If past events were experiments, the history they leave behind is the evidence of the tests
By FUNDSUPERMART / Pic By BLOOMBERG
There is a lot to learn from history, especially when it comes to investing. Historical events allow us to understand the fundamental forces that drive markets.
If past events were experiments, the history they leave behind is the evidence of the tests.
While we shouldn’t assume history will always repeat itself, past events can serve as a reliable guide in the present day and may be useful in providing context to navigate the ever-changing financial markets.
The lesson history gives often brings us back to the important principle of looking at fundamentals when investing.
Psychological biases may affect our thought processes, and consequently investment action (or lack thereof).
Many would not consider dipping their toes in emerging markets (EMs) in this period, but if we widen our horizon and look beyond the immediate term, the investment opportunities are more than you can imagine.
With the availability of data, it becomes increasingly important for investors to prioritise and sift out the noise. How to decide what data is important? Unfortunately, there is no hard and fast rule to adhere to since economic dynamics vary across markets.
Generally, investors should place higher emphasis on data points that have greater impacts on earnings and valuations for a particular market.
By basing investment decisions on what affects earnings and valuations, it gives us an objective overview on whether an investment is under-valued or overvalued.
Using Indian equity markets as an example, one key data point we believe materially affects the market’s earnings and valuation is inflation.
Given the country’s reliance on oil imports, inflation has second order implications on input costs, cost of financing and ultimately corporate profitability.
In the years leading up to 2011, India was plagued with high inflation due to rising oil price from US$70 (RM294) a barrel to a peak of US$130 from 2009 to end-2011.
In response, India’s central bank significantly tightened monetary policy by hiking rates 12 times from 2010 to end-2011.
Investors’ outlook on Indian equity markets was consequently dampened, thus making Indian markets one of the worst performing in 2011.
While a slower global growth outlook may appear grim to most people, India is likely to benefit as inflationary pressure eases on weaker global oil demand and price.
Any sign of moderation in inflation would be positive for India’s equity markets given it would encourage the central bank to halt, or even reverse its anti-inflationary monetary policies in favour of a more accommodative stance.
The macroeconomic environment moving forward would be positive for both corporate profitability and equity valuations as businesses would likely be supported by lower operating and financing costs.
Even though market consensus expected slower growth outlook for economies in 2012 and beyond, the consensus expected to see healthy growth for the Indian equity markets.
Earnings per share for the Sensex Index was forecast to grow (in local currency terms) by 9.5%, 16.1% and 14% for financial years (FYs) 2011-2012, FY12-FY13 and FY13-FY14 respectively.
While externalities will invariably have some effect on earnings of Indian corporates, the country is still relatively insulated given its consumption-driven economy.
The growth story of India comes not from trade, but the age and size of its population.
Historically, India’s negative excess equity yields (equity earnings yield less bond yield) has been largely a product of the high inflation.
However, the market’s negative excess equity yields eased from negative 3.1% at the start of the year to negative 1.5% by end-2011, mostly contributed by a derating of the price earnings (PE) multiple.
Clearly, negative sentiment ruled the day.
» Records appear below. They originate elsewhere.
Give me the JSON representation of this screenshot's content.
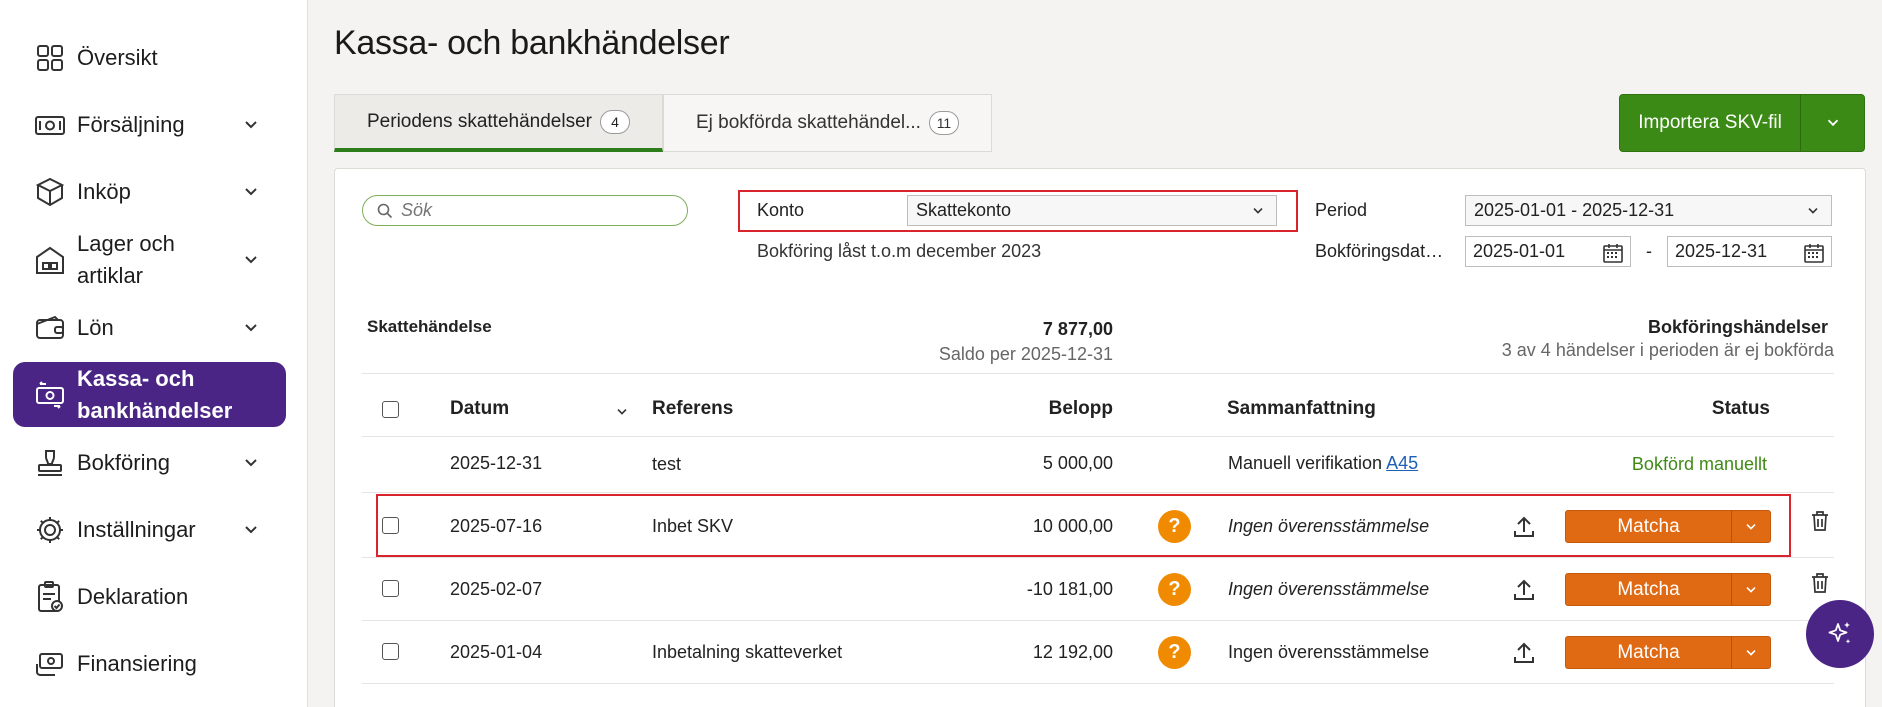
{
  "sidebar": {
    "items": [
      {
        "label": "Översikt",
        "icon": "grid-icon",
        "chevron": false
      },
      {
        "label": "Försäljning",
        "icon": "banknote-icon",
        "chevron": true
      },
      {
        "label": "Inköp",
        "icon": "boxes-icon",
        "chevron": true
      },
      {
        "label": "Lager och\nartiklar",
        "icon": "warehouse-icon",
        "chevron": true
      },
      {
        "label": "Lön",
        "icon": "wallet-icon",
        "chevron": true
      },
      {
        "label": "Kassa- och\nbankhändelser",
        "icon": "bank-transfer-icon",
        "chevron": false,
        "active": true
      },
      {
        "label": "Bokföring",
        "icon": "stamp-icon",
        "chevron": true
      },
      {
        "label": "Inställningar",
        "icon": "gear-icon",
        "chevron": true
      },
      {
        "label": "Deklaration",
        "icon": "clipboard-check-icon",
        "chevron": false
      },
      {
        "label": "Finansiering",
        "icon": "money-hand-icon",
        "chevron": false
      }
    ]
  },
  "page": {
    "title": "Kassa- och bankhändelser"
  },
  "tabs": [
    {
      "label": "Periodens skattehändelser",
      "count": "4",
      "active": true
    },
    {
      "label": "Ej bokförda skattehändel...",
      "count": "11",
      "active": false
    }
  ],
  "import_button": {
    "label": "Importera SKV-fil"
  },
  "filters": {
    "search_placeholder": "Sök",
    "konto_label": "Konto",
    "konto_value": "Skattekonto",
    "locked_note": "Bokföring låst t.o.m december 2023",
    "period_label": "Period",
    "period_value": "2025-01-01 - 2025-12-31",
    "bokdat_label": "Bokföringsdatum",
    "date_from": "2025-01-01",
    "date_separator": "-",
    "date_to": "2025-12-31"
  },
  "summary": {
    "left_title": "Skattehändelse",
    "amount": "7 877,00",
    "saldo": "Saldo per 2025-12-31",
    "right_title": "Bokföringshändelser",
    "right_sub": "3 av 4 händelser i perioden är ej bokförda"
  },
  "table": {
    "headers": {
      "datum": "Datum",
      "referens": "Referens",
      "belopp": "Belopp",
      "sammanfattning": "Sammanfattning",
      "status": "Status"
    },
    "rows": [
      {
        "datum": "2025-12-31",
        "referens": "test",
        "belopp": "5 000,00",
        "sammanfattning": "Manuell verifikation",
        "link": "A45",
        "status": "Bokförd manuellt"
      },
      {
        "datum": "2025-07-16",
        "referens": "Inbet SKV",
        "belopp": "10 000,00",
        "sammanfattning": "Ingen överensstämmelse",
        "action": "Matcha"
      },
      {
        "datum": "2025-02-07",
        "referens": "",
        "belopp": "-10 181,00",
        "sammanfattning": "Ingen överensstämmelse",
        "action": "Matcha"
      },
      {
        "datum": "2025-01-04",
        "referens": "Inbetalning skatteverket",
        "belopp": "12 192,00",
        "sammanfattning": "Ingen överensstämmelse",
        "action": "Matcha"
      }
    ],
    "question_mark": "?"
  },
  "colors": {
    "brand_purple": "#4a2585",
    "primary_green": "#3b8a16",
    "action_orange": "#e06a13",
    "warning_orange": "#f08a00",
    "highlight_red": "#d9232d"
  }
}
However, if we follow our investment thesis of tempering rates in due course as well as forward earnings not to veer too far off consensus estimates, the investment story of Indian equities as an undervalued asset class remains intact.
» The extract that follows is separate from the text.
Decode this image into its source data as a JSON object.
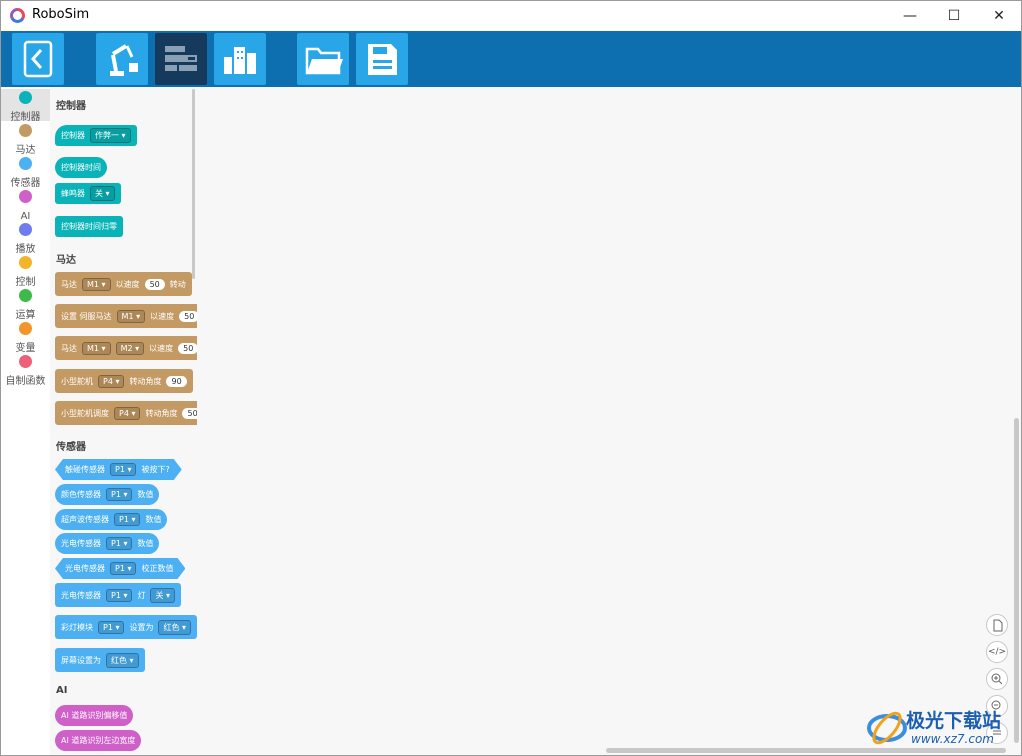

As equity investors, we are buying into the future earnings of the companies and the expected returns are dependent on the prices we buy into.
At a forward 12-month PE ratio of negative 13.4 times by the end of 2011, the Indian equity markets traded near its -1 standard deviation level below its 10-year historical average.
With a supportive earnings backdrop and softening inflation outlook, fundamental-based investors will find it hard not to dip their toes in this market.
Given our knowledge on how things have panned out for the Indian equity markets thus far, it would not be productive to go into details on the potential returns you could have earned.
Nonetheless, we can use this lesson to draw some parallels with what we are observing in some EMs today.
While the economic situation of EMs is different now, the key elements of fundamental investing has not change. Valuations and earnings should always be at the core of any investment decisions.
Even after accounting for the negative impact arising from the China-US trade dispute, earnings of the EMs markets are still expected to grow at a decent annualised rate of 12% per annum through to 2020.
At current valuations, it implies a PE valuation of nine times and 7.2 times for 2019 and 2020 respectively.
Going along with our target PE of 12 times, the market is currently offering investors a potential upside in excess of 50% by the end of 2020.
While slowing economic data in China and noise from the ongoing US-China trade negotiations may contribute to near-term volatility, we are not expecting a nosedive in growth prospects in China.
Right now, we believe there is an asymmetry between downside risk and upside potential (biased towards the upside) that makes Chinese equities a compelling proposition for investors.